Of all the new financial wealth created by the American economy in the 21-year-period between 1983 and 2004, 42 percent of it went to the top 1 percent. A whopping 94 percent went to the top 20 percent, which of course means that the bottom 80 percent received only 6 percent of all the new financial wealth generated in the United States during the '80s, '90s, and early 2000s.

A 2007 study by the Congressional Budget Office (CBO) found that the top 1 percent of income earners in America nearly quadrupled their share of the nation's income between 1979 and 2005, while their effective income tax rate dropped by 15 percent.
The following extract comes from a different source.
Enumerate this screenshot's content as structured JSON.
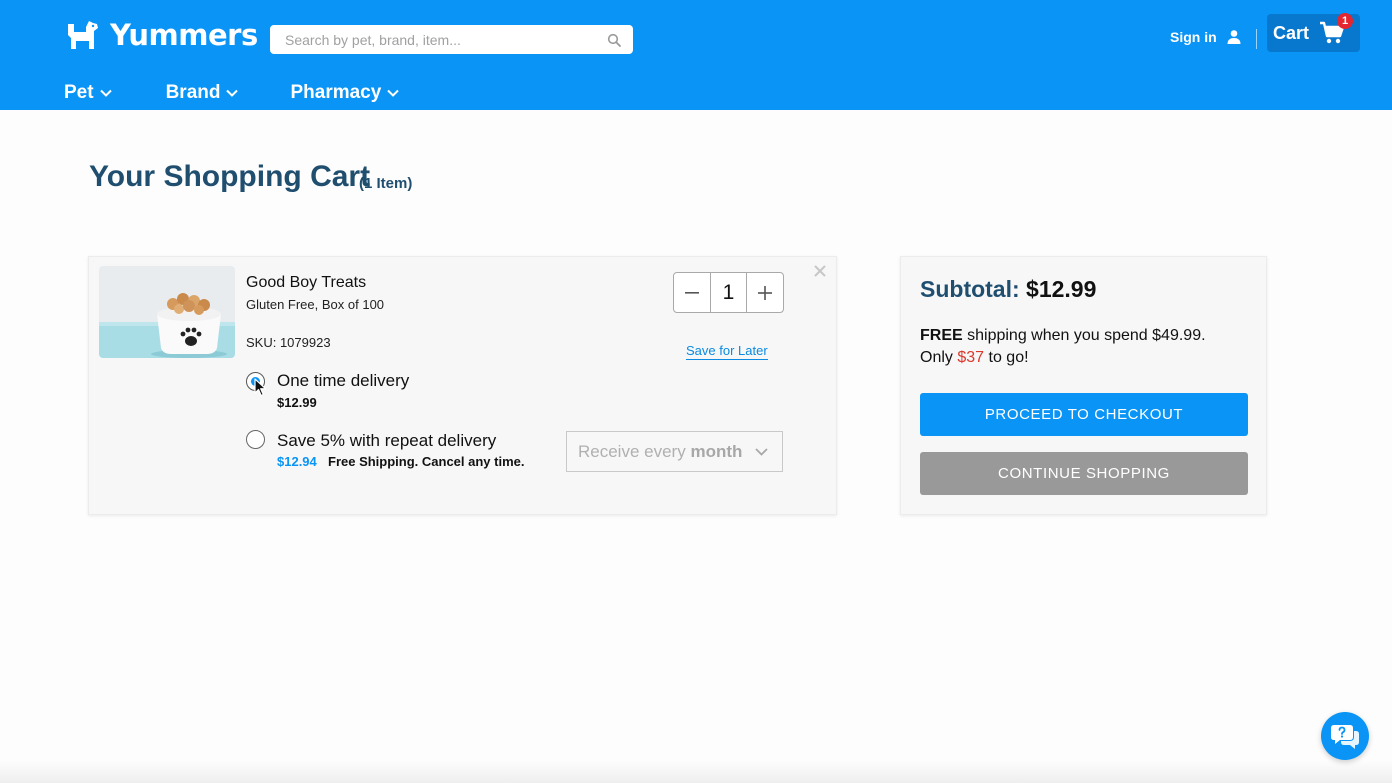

According to the Center on Budget and Policy Priorities, income growth in America Between 1979 and 2006 was starkly uneven. Real after-tax incomes for the top 1 percent of households rose by 256 percent, or $863,000, compared to 21 percent, or $9,200, for households in the middle fifth, and 11 percent, or $1,600, for households in the bottom fifth. In 2006, the average household in the top 1 percent had an annual income of $1.2 million, up $63,000 just from the prior year.

Yes, the wealthy people in America suffered losses during the recession, but percentage-wise those losses were nothing compared to what the middle and lower income people suffered. Now that the stock market is rebounding, the rich are recouping their losses. Middle and lower income people will never recoup their losses from foreclosed homes, lost jobs, lost health insurance, and bankruptcies.